Richards et al. [18] found an excess of large (n > 39) CGG repeats in normal individuals carrying the haplotype most frequently associated with fragile X in the population studied. We could analyze only three normal chromosomes with the 153–196 or 147–196 haplotypes. In one of them we actually found a small premutation (n = 55–60). Further analysis is needed to see whether large CGG repeat alleles really are frequent on chromosomes with these haplotypes, or whether the sequence of these alleles, notably with respect to interspersion of AGG repeats [2, 3, 5] differs from those of alleles carried on haplotypes with a very low risk of fragile X syndrome in the same population.

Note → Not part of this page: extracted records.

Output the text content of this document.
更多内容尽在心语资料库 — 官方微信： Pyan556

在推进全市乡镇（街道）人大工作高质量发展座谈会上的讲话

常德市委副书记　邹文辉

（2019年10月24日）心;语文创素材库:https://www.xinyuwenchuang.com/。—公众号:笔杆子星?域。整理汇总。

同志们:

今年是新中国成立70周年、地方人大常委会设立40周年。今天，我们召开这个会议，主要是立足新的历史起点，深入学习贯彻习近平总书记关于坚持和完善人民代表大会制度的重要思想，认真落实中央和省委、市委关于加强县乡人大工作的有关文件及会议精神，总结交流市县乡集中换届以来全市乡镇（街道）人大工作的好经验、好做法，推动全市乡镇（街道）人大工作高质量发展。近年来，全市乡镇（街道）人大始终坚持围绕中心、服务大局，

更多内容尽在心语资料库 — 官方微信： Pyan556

Our finding supports the multistep progression of fragile X mutations, starting from a chromosome carrying an allele more susceptible to further expansion, which can be carried silently, as in the present case, for as many as 100 generations. Given the similarity between the mutation mechanism in myotonic dystrophy and fragile X syndrome, one may speculate why linkage disequilibrium appears much more extreme in myotonic dystrophy, as patients all over the world carry the same allele of a nearby insertion-deletion polymorphism [22, 23]. For fragile X, although linkage disequilibrium has been observed, a large number of different haplotypes have been found associated with the disease. The pattern in Finland is very different from that seen in France, although the haplotype frequencies are very similar for the normal populations. A trivial partial explanation for the multiplicity of haplotyes in the case of fragile X is the much greater informativeness of the markers used (two multiallelic micro-satellite markers in linkage equilibrium in the normal population), and there is also the possibility for the generation of haplotype diversity through slippage mutations in the markers, or through recombination (DXS548 being 150-kb proximal to the CGG repeat) [5]. However, a more important cause of the difference may lie in the length and frequency distribution of normal alleles at the two loci. In myotonic dystrophy, the most frequent alleles accounting for about 90% of Caucasian chromosomes have 5 or 11–13 CTG repeats, while alleles in the 20–30 range account for 10%. We have recently shown that all alleles in the latter range are most likely derived from a single initial event, from a chromosome with n = 5. Linkage disequilibrium analysis strongly suggested that myotonic dystrophy mutations are derived through successive steps from chromosomes with n = 20–30 repeats [21]. On the other hand, most major alleles in the FMR1 gene have 28–30 CGG repeats [1]. These would be more likely, through rare but not unique events, to mutate to longer alleles, in the 40–45 range (the rate suggested by Morton and Macpherson [15] is about 2.5 × 10−4). This would generate different at-risk haplotyes in different populations as shown in the present study.